There were several competing standards, but in some regards it's better to call them experimental recipes or instructions on how to make thermometers. One of the big problems during this early period was how scientists could reconcile their temperature measurements and experiments with one another, which is how thermometers started becoming popular. One popular scale was the Delisle scale, which used a mercury thermometer and set the boiling point of water at 0 degrees and a fixed scale for the contraction of mercury below that (meaning this scale ran opposite to the ones we're familiar with), later this was recalibrated so that 0 was the boiling point of water and 150 degrees the freezing point. Newton also had a scale, which used the expansion of linseed oil, it fixed 0 degrees as the freezing point of water and 12 degrees as the human body temperature (along with some other measurements such as the melting point of wax in a bath tub, the temperature of iron glowing as brightly as possible, etc.). Then there was the Romer scale, which defined the freezing point of pure water at 7.5 degrees and the boiling point of water at 60 (originally it had been defined with the freezing point of a brine solution at 0).
This is just a sampling of the wide panoply of competing scales that existed at the time. Throughout this period of the early 1700s thermometers were generally hand-built research instruments, the definitions of the temperature scales were not just a matter of afixing the number scale in a particular way, they were a matter of defining calibration procedures. Many of the early scales had pretty "loosey goosey" calibrations. The choice of which scale to use for a given purpose was a matter of the convenience of construction and calibration as well as the desire for precision.
The Fahrenheit scale, introduced in 1724 fixed the freezing point of a brine solution using ammonium chloride at zero and human body temperature at 96 deg. Celsius main contribution to the temperature scale (in the 1740s) was to significantly improve the accuracy (and convenience) of calibrating thermometers by determining that the melting temperature of a pure water and ice mixture remains unchanged at different pressures and by determining the relationship between the boiling temperature of pure water and atmospheric pressure. Since barometers had been invented decades earlier and were now fairly common instruments this meant that it became remarkably straightforward to construct accurately calibrated thermometers. Celsius' work did much to transform experiments in thermometry from one with a lot of measurements that were kinda free floating relative to one another to one where they were all based on a fixed underlying scale based on precise calibrations, even if they used different units. Indeed, the Fahrenheit scale was changed after Celsius' research to fix the freezing point of pure water at 32 deg. F and the boiling point of pure water at sea level at 212 deg. F.

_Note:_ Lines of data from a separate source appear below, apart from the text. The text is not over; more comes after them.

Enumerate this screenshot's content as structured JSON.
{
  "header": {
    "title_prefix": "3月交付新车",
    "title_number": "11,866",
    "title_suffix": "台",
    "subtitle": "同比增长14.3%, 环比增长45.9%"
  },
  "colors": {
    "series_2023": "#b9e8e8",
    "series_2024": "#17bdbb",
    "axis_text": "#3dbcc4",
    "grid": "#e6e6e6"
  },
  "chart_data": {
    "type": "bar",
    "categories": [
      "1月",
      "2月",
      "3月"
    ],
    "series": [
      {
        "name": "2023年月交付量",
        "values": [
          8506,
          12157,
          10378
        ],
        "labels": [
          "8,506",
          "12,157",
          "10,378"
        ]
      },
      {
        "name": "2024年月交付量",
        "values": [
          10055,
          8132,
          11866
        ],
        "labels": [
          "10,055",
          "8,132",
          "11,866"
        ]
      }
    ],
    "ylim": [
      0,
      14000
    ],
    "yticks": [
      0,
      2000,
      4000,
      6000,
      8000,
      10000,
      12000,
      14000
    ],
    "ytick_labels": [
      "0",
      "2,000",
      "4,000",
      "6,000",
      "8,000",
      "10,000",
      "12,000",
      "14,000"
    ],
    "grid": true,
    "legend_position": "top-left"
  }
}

However, Celsius never used the "Celsius" scale, nor did anyone else for several hundred years. The scale that Celsius used was similar to that of Delisle, running from 0 deg. at the boiling point of water to 100 deg. at the freezing point. After his death a reversed scale that had 0 deg. at the freezing point of water became adopted, but this was known as the "centigrade" scale. The name it kept until the scale was renamed in 1948 (in honor of Celsius' hugely important contributions) with the first major push toward the SI system of units. Even today some folks still call the scale centigrade.
So, there are two answers here:
The "technically correct" flippant answer: they used centigrade before it was renamed to Celsius.
And the more historically accurate answer: there was a hodgepodge of wildly different systems with sometimes inconsistent or inconvenient to recreate calibration points.